The other day, a Green Peace team completed the task of cleaning up six tons of banned pesticides stored on the Nepal Agriculture Research Council premises at Khumaltar. This is the first phase of a clean up campaign undertaken by the global environmental movement. The multinational companies, which had exported these pesticides to this country as experimental products, have not come forward with technical and financial assistance for repackaging and disposing of them. It took almost three months for Green Peace to pack the six tons of hazardous pesticides. This country has had to suffer the environmental damage resulting from the delay. Apart from Khumaltar, more than seventy four tons of such pesticides have been stored at different warehouses in Amlekhgunj and Nepalgunj for the last two decades. The countries that exported such hazardous pesticides to this country may take years to ship them back to their places of origin. The government has, with the help of Green Peace, approached the countries — Britain, Germany, Japan, the US, the Netherlands, France, Italy and Switzerland — which dumped the chemicals in Nepal to ship them back. Pesticides such as these have been banned in developed countries ever since they were found hazardous to human health and the environment two decades ago.
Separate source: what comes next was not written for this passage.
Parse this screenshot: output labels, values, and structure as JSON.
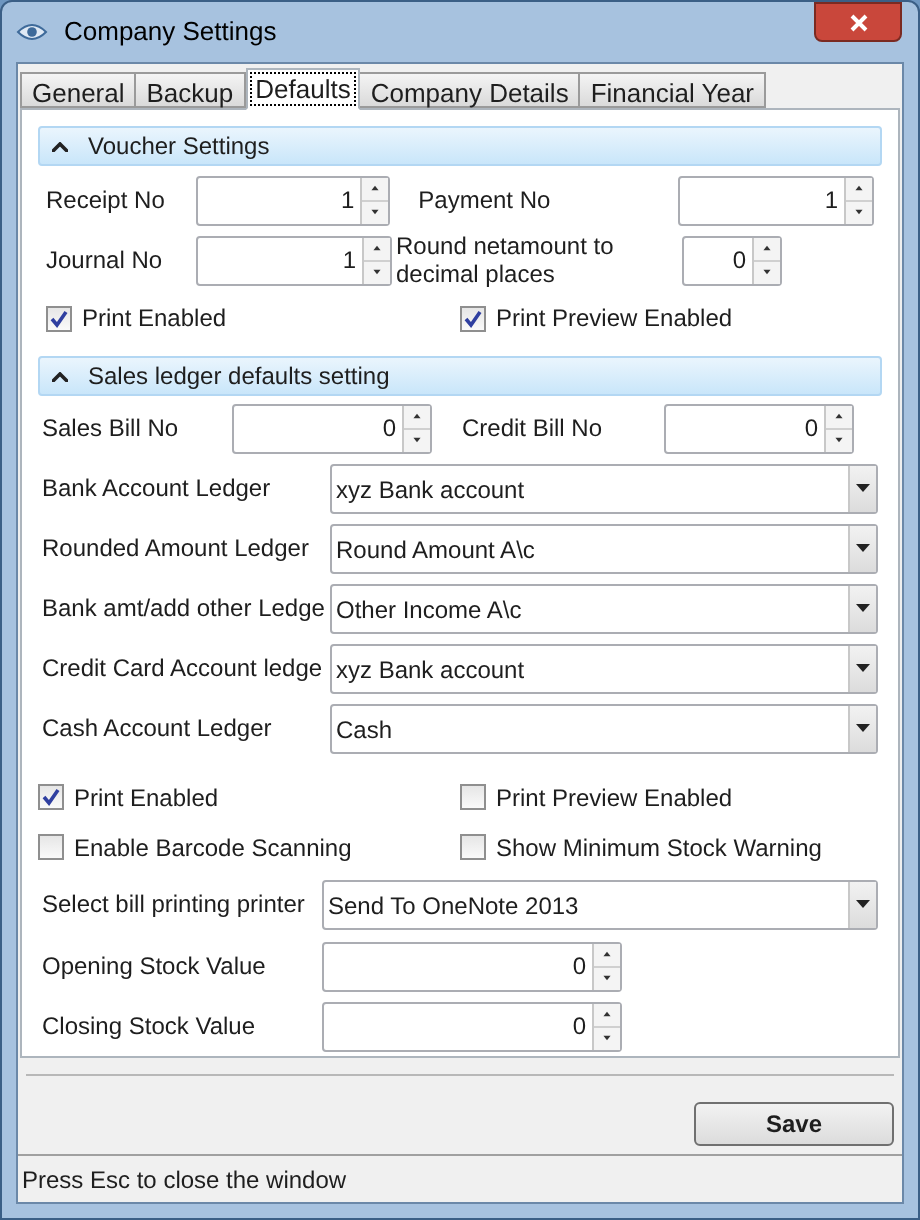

However, there are still a few countries including in the subcontinent which continue to export the pesticides at great cost to health and environment in the destination countries.

The banned chemical pesticides — deildin, organo clorinated mercury and DDT— have been lying in neglect ever since this country received them in the form of assistance from the developed countries. Of the 12 different types of deadly persistent organic pollutants (POP) banned by Green Peace’s Stockholm meeting in 200l, nine are pesticides including DDT which is still widely used in this country. Until 1990, Nepal had not even realised that such pesticides have been banned in the developed world. These pesticides have been poorly stored in leaky containers and torn packaging for the last twenty-five years at different warehouses in the country. Such toxic substances can cause disorders of the nervous system, cripple the brain and spine and result in birth defects and kidney problems. The pesticides carelessly stored at Khumaltar have already polluted the underground water of the valley. Such pesticides banned in developed countries but dumped in the third world are estimated to total more than one million tons. Companies that exported such toxic substances to this country for agriculture purposes have pledged to take them back. However, how long they will take to ship the toxic substances back where they came from still remains a question. The government cannot remain mute and passive as it has a duty to the public to dispose of such substances and prevent any accident. An accident will not only cause environmental damage but also pose a serious threat to human health in a country that is poor equipped to handle any such contingency. The government must take the initiative and persuade the countries responsible that they have a moral if not a legal duty to do the needful and rid this country of such deadly substances which are the legacy of more naïve times in this part of the world.